Does this happen to you? Do you have moments when you lose your rag; lose your cool because you’re struggling with trying to control the million things you have to, to keep afloat? And then during this fraught moment your cat gets in the way. You love your cat but you shout at her. You regret it. Or you pick her up and throw her out of the way. It could be anything. You might even kick her, not too hard but hard enough so that it hurts you emotionally but not your cat. Cats get over these moments if the events are exceptional. If they are consistent or routine you have created a big problem – a fearful cat. The relationship will be dead or dying.
But this note is simply asking the question whether as a good, decent cat guardian you can on occasions through life pressures lose it and take it out on your cat just because she is there and she is vulnerable.
Invariably, on reflection, a good cat caretaker will think about what has happened and feel guilty. A lady or a man – not sure – asked for help on this site. This occurred years ago.
To be candid, I’d expect the domestic cat to take the brunt of some abuse, sometimes, somewhere from a stressed owner. It is not human aggression deliberately directed at the family cat.
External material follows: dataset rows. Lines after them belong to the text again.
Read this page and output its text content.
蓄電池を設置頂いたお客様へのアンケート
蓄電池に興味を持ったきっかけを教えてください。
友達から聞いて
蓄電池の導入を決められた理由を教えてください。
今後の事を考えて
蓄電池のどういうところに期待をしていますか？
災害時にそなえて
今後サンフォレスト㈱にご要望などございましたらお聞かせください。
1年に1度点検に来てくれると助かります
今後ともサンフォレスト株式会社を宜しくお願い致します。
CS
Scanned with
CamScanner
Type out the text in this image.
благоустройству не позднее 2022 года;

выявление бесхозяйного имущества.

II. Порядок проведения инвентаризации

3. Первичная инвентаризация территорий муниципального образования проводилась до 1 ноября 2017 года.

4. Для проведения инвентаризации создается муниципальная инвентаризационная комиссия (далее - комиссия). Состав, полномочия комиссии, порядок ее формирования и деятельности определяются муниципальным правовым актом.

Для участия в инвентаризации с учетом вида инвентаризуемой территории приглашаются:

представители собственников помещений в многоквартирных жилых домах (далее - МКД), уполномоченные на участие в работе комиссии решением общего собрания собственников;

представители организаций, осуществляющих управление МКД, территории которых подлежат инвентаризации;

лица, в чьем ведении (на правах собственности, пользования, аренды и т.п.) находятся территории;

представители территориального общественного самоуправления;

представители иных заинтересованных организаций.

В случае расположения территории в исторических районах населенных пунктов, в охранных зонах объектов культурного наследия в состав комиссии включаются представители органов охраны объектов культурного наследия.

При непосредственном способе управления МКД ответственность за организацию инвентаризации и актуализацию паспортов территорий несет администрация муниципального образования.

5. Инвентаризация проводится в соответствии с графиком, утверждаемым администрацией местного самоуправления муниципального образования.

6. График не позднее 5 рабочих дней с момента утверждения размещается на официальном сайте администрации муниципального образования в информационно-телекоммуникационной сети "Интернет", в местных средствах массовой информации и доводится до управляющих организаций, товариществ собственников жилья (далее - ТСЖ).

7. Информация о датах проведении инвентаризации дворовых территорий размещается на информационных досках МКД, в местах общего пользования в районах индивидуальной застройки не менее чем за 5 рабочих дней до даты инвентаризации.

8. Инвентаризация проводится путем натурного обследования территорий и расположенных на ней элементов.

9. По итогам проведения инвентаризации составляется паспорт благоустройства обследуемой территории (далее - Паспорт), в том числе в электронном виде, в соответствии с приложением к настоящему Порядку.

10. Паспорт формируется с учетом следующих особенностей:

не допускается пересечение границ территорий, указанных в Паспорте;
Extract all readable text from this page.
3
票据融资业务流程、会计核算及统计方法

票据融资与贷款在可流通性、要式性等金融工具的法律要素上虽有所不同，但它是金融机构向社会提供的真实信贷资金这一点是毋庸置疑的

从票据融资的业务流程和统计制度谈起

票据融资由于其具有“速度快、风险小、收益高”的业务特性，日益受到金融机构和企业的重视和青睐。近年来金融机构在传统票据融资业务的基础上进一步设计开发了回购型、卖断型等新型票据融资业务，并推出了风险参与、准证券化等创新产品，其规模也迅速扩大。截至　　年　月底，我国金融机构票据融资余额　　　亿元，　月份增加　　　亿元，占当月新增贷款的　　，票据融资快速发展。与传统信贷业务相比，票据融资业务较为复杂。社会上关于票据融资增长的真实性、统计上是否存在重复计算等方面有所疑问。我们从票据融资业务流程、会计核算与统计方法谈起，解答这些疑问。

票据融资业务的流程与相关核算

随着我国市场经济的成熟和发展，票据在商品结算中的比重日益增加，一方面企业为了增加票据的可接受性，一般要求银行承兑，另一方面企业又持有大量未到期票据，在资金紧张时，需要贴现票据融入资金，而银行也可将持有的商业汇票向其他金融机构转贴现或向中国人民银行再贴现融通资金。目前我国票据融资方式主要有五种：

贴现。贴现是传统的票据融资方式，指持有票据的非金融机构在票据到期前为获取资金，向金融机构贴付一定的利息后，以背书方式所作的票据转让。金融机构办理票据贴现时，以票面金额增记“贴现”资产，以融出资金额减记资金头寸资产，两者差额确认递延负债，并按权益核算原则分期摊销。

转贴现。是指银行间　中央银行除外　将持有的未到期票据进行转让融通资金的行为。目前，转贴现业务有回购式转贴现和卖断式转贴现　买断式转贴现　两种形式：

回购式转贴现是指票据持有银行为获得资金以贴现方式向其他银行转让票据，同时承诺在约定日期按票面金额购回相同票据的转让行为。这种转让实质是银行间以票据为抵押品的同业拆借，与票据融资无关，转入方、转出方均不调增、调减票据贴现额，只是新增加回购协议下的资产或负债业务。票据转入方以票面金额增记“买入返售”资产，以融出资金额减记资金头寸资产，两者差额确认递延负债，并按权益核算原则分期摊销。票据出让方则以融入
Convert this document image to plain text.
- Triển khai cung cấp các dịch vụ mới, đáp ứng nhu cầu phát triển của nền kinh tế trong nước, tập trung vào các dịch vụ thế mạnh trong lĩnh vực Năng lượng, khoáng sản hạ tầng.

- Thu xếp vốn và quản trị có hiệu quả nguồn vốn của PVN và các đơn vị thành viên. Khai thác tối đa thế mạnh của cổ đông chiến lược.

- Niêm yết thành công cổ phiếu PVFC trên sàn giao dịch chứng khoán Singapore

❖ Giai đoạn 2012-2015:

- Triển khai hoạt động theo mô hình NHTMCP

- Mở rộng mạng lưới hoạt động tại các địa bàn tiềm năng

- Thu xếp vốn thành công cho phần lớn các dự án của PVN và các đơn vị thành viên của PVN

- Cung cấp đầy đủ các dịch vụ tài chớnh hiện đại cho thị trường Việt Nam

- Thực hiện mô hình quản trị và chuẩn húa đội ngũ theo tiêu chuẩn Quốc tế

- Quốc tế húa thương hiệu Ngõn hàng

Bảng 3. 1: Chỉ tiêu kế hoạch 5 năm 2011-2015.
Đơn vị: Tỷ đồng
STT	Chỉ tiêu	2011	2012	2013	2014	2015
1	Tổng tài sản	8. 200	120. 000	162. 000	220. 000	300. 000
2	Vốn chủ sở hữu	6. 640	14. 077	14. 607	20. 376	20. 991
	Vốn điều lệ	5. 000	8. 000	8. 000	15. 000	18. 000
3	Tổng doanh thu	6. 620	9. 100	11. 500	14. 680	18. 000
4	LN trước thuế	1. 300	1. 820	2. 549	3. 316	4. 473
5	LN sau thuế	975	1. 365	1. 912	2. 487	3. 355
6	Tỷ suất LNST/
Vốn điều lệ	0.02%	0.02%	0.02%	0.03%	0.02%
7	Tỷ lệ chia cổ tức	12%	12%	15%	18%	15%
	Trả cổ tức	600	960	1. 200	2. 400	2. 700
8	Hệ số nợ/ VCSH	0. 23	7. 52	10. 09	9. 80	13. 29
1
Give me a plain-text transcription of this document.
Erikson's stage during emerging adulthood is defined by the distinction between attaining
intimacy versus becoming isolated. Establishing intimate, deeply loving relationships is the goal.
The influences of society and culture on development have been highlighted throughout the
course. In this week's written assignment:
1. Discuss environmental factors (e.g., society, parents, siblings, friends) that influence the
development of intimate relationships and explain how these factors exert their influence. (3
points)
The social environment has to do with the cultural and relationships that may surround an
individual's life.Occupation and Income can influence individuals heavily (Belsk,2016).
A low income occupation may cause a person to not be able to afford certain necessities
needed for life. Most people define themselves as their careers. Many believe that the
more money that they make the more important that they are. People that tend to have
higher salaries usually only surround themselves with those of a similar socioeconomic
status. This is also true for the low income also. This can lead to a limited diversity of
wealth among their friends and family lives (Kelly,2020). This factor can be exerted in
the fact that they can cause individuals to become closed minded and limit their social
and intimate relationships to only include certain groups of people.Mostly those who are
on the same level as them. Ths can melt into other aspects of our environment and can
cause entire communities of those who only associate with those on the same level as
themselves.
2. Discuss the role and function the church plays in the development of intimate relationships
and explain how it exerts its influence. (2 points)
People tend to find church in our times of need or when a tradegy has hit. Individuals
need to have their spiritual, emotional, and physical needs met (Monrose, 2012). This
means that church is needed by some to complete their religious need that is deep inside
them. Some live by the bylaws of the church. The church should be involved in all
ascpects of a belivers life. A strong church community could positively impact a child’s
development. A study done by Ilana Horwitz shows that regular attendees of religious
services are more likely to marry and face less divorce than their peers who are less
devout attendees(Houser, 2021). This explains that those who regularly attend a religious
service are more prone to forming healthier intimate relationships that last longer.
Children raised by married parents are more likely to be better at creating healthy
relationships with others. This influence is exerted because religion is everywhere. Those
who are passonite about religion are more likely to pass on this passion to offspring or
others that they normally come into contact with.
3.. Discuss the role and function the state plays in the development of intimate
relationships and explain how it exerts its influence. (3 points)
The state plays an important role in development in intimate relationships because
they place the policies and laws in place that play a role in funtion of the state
It is lashing out at anything and it just so happens that the cat is a convenient recipient.
There is a lot of pent up anger within people. It has to be like that as the world moves faster and becomes ever more competitive. It can be very hard to keep body and soul together.
As a person becomes older they become less tolerant to stress. It is as if each of us has a reservoir of tolerance to the battering that life dishes out. The reservoir almost runs dry. The fuse is short. The cat is there. The cat gets in the way or breaks something. He is underfoot and a for split second a nuisance. You kick. Can you see that happening?
The more ambivalent a cat owner is about cat caretaking the more likely it is too happen. A genuine love for cats will be a barrier to this sort of untypical, flash point cat abuse. What can we do to stop it happening? Not a lot because it is the harsh reality of human life. And it is getting worse. It is a question of self-control. Do you have it? Does anyone have sufficient self-control to never release anger or frustration? I doubt it.